Lifestyle

10 Mysterious Ancient Lost Cities Of The World That Evoke Suspense

Ancient Lost Cities of The World
Ancient Lost Cities of The World

Sooner or later, our future generations, will ogle upon the remains of the Mt. Rushmore and enquire, “What’s that dad?” Moreover, over the passage of time, many incredible cities have been abandoned, drowned, or lost. However, at present, what remains with us is nothing but gorgeous ruins of the once glorious metropolis.

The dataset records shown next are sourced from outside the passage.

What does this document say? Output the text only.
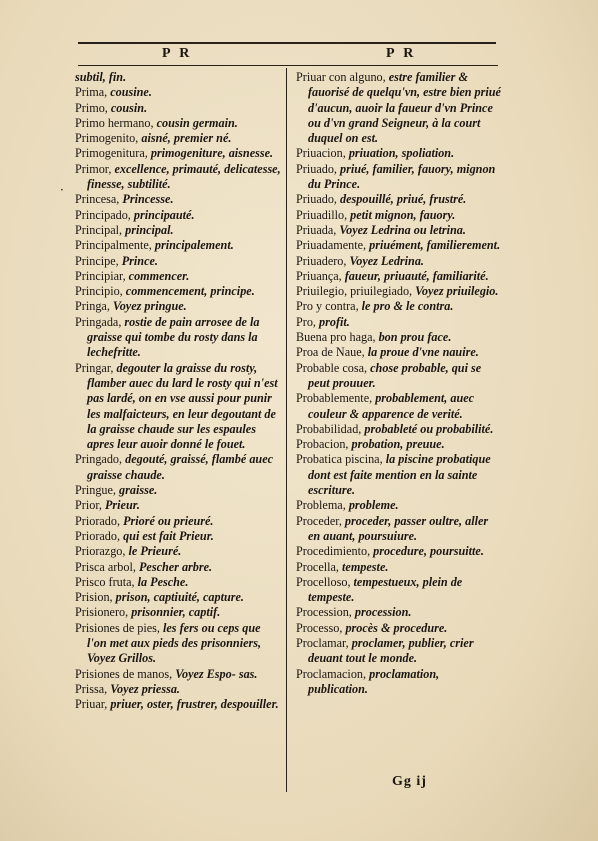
P R	P R
·

subtil, fin.

Prima, cousine.

Primo, cousin.

Primo hermano, cousin germain.

Primogenito, aisné, premier né.

Primogenitura, primogeniture, aisnesse.

Primor, excellence, primauté, delicatesse, finesse, subtilité.

Princesa, Princesse.

Principado, principauté.

Principal, principal.

Principalmente, principalement.

Principe, Prince.

Principiar, commencer.

Principio, commencement, principe.

Pringa, Voyez pringue.

Pringada, rostie de pain arrosee de la graisse qui tombe du rosty dans la lechefritte.

Pringar, degouter la graisse du rosty, flamber auec du lard le rosty qui n'est pas lardé, on en vse aussi pour punir les malfaicteurs, en leur degoutant de la graisse chaude sur les espaules apres leur auoir donné le fouet.

Pringado, degouté, graissé, flambé auec graisse chaude.

Pringue, graisse.

Prior, Prieur.

Priorado, Prioré ou prieuré.

Priorado, qui est fait Prieur.

Priorazgo, le Prieuré.

Prisca arbol, Pescher arbre.

Prisco fruta, la Pesche.

Prision, prison, captiuité, capture.

Prisionero, prisonnier, captif.

Prisiones de pies, les fers ou ceps que l'on met aux pieds des prisonniers, Voyez Grillos.

Prisiones de manos, Voyez Espo- sas.

Prissa, Voyez priessa.

Priuar, priuer, oster, frustrer, despouiller.

Priuar con alguno, estre familier & fauorisé de quelqu'vn, estre bien priué d'aucun, auoir la faueur d'vn Prince ou d'vn grand Seigneur, à la court duquel on est.

Priuacion, priuation, spoliation.

Priuado, priué, familier, fauory, mignon du Prince.

Priuado, despouillé, priué, frustré.

Priuadillo, petit mignon, fauory.

Priuada, Voyez Ledrina ou letrina.

Priuadamente, priuément, familierement.

Priuadero, Voyez Ledrina.

Priuança, faueur, priuauté, familiarité.

Priuilegio, priuilegiado, Voyez priuilegio.

Pro y contra, le pro & le contra.

Pro, profit.

Buena pro haga, bon prou face.

Proa de Naue, la proue d'vne nauire.

Probable cosa, chose probable, qui se peut prouuer.

Probablemente, probablement, auec couleur & apparence de verité.

Probabilidad, probableté ou probabilité.

Probacion, probation, preuue.

Probatica piscina, la piscine probatique dont est faite mention en la sainte escriture.

Problema, probleme.

Proceder, proceder, passer oultre, aller en auant, poursuiure.

Procedimiento, procedure, poursuitte.

Procella, tempeste.

Procelloso, tempestueux, plein de tempeste.

Procession, procession.

Processo, procès & procedure.

Proclamar, proclamer, publier, crier deuant tout le monde.

Proclamacion, proclamation, publication.

Gg ij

Anyway, let’s discover some of the stunning yet dilapidated ancient lost cities of the world.

In The Article

1

Machu Picchu (Peru) - The Mystical Land of The Incas

  • Tucked away silently in the mystic countryside of Cuzco, the unbelievable engineering marvel Machu Picchu remains a mystery even today.
  • Importantly, Machu Picchu remained inhabited only for a brief time between 1450-1572 At the height of Spanish invasion, this city lost its sheen and glory.
  • Moreover, this ancient lost city sits majestically in the Andes mountain range.
  • In addition, in 1911, Hiram Bingham, an American Historian, re-discovered Machu Picchu while searching for another ancient city, Vilcabamba.
  • Machu Picchu boasts of 3000 stone steps, six hundred terraces, around 16 fountains, and stretches over 8 km distance.
  • However, many historians believe that the Machu Picchu stayed safe even during the Spanish invasion. On the other hand, some suggest that resident desertion mainly happened due to a smallpox infection.
  • At present, modern-day archaeologists categorically believe that Machu Picchu uniquely served as Inca’s emperor’s royal estate.
  • Finally, millions of tourists walk through Machu Picchu to see one of the most popular man-made marvels on earth.

2

Pompeii - Once Buried Under Ashes, Preserved By Time

  • Firstly, Pompeii located about 8 km away from the mountain, was a prosperous resort place for wealthy citizens in the first century.
  • To begin with, Pompeii city came under the direct attack of Mount Vesuvius in 79 A.D., when Pompeii got buried under volcanic ashes.
  • Moreover, the city lost around 2000 of its residents and the remaining abandoned the city for greener pastures.
  • On the other hand, a bunch of explorers discovered this buried city in 1748. Surprisingly, Pompeii remained almost intact.
  • Moreover, the various buildings, skeletons, and artifacts found in the city unravel how people lived then.
  • Many history scholars believe that the digging of Pompeii exposed a major impact in the rich neo-Classical 18th-century revival.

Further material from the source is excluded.